Building Online Community

I've been thinking a lot about the new world of technology and how my message can best engage the new media. Not only that, but also how the message itself becomes shaped by the system of delivery. I believe it's important that my writing maintain its integrity - but at the same time I understand that communication must be pliable, flexible, malleable, if it is to be at all effective in real time.

Of course the very fact that people are reading this blog speaks to the cogency of the topic. My commitment to post blog entries six days every week is not only a consequence of this technology (and the "24-hour news cycle") but it - in effect - becomes a contributing factor to the credibility of this mode of communication. Participation is - in a large sense - sanction.

My message itself is becoming shaped by the fact that I do not have a few days, a week, or a month, to carefully craft my post - and, at the same time, the authenticity of what I have to share is necessarily improved by the very immediacy that makes it difficult to produce.

- Posting on this blog is not the same as writing a chapter for a book. But, rather than trying to force blog readers to digest book-segments in this context, it's incumbent on me to meet visitors here and share good news with them in the language of this venue. It's another way to follow Jesus in terms of "Be my witnesses in Jerusalem, and in all Judea and Samaria, and to the ends of the earth."

This is - in a very real sense - the ends of the earth.
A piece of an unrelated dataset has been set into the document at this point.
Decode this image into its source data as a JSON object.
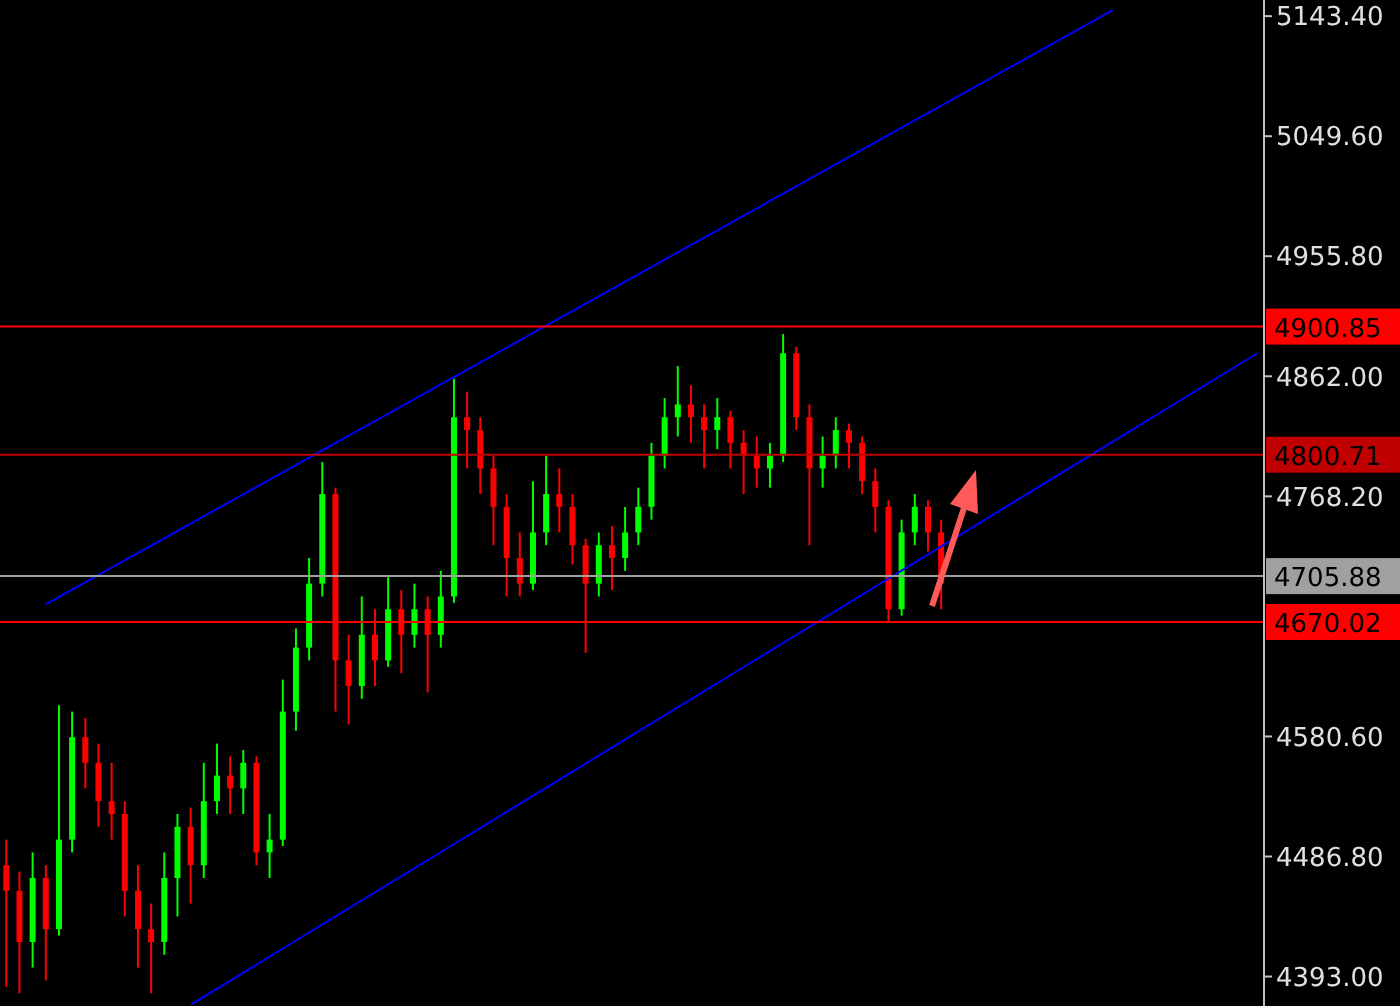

Meanwhile, I'm in the process of taking my first "on-line" class. I'm participating in a workshop offered by the Institute for Discipleship (IFD), through , a learning extension program housed on the campus of Southwestern College in Kentucky. When I have completed my class, I'll be certified to teach on-line through the IFD.

A lot of our conversation (there are 14 of us taking the class) these first few days has been about how to build community in a virtual environment. Community requires interaction... but the on-line model deprives us of many of the cues involved in human contact. Handshakes, eye-brow raising, hugs, posture, proximity, looking people in the eye - or not, frowns, the way we are dressed... just a few of the elements that contribute to communication.

But, at the same time, barriers are removed. People tend to be less shy, more willing to speak their minds, more comfortable with their viewpoint. Some of the barriers - of course - are for our own protection and the protection of others. Being less circumspect is not necessarily a helpful factor when building community; holding back can actually promote dialog; catching someone's eye mid-sentence - when they're stepping all over someone else's toes - can serve to promote unity....

So a lot of new skill sets must be developed by those of us who moderate (or facilitate) on-line community....

Obviously there's a lot to talk about, not only in my class but here in this particular venue. I'm open - as always - for feedback. I know some of my facebook friends will jump on board this discussion the moment this is posted. I'd love to hear from you.

Most of all I want to be able to utilize emerging media to communiccate what I know to be true and healing and hopeful and encouraging and challenging and life-changing about the Gospel.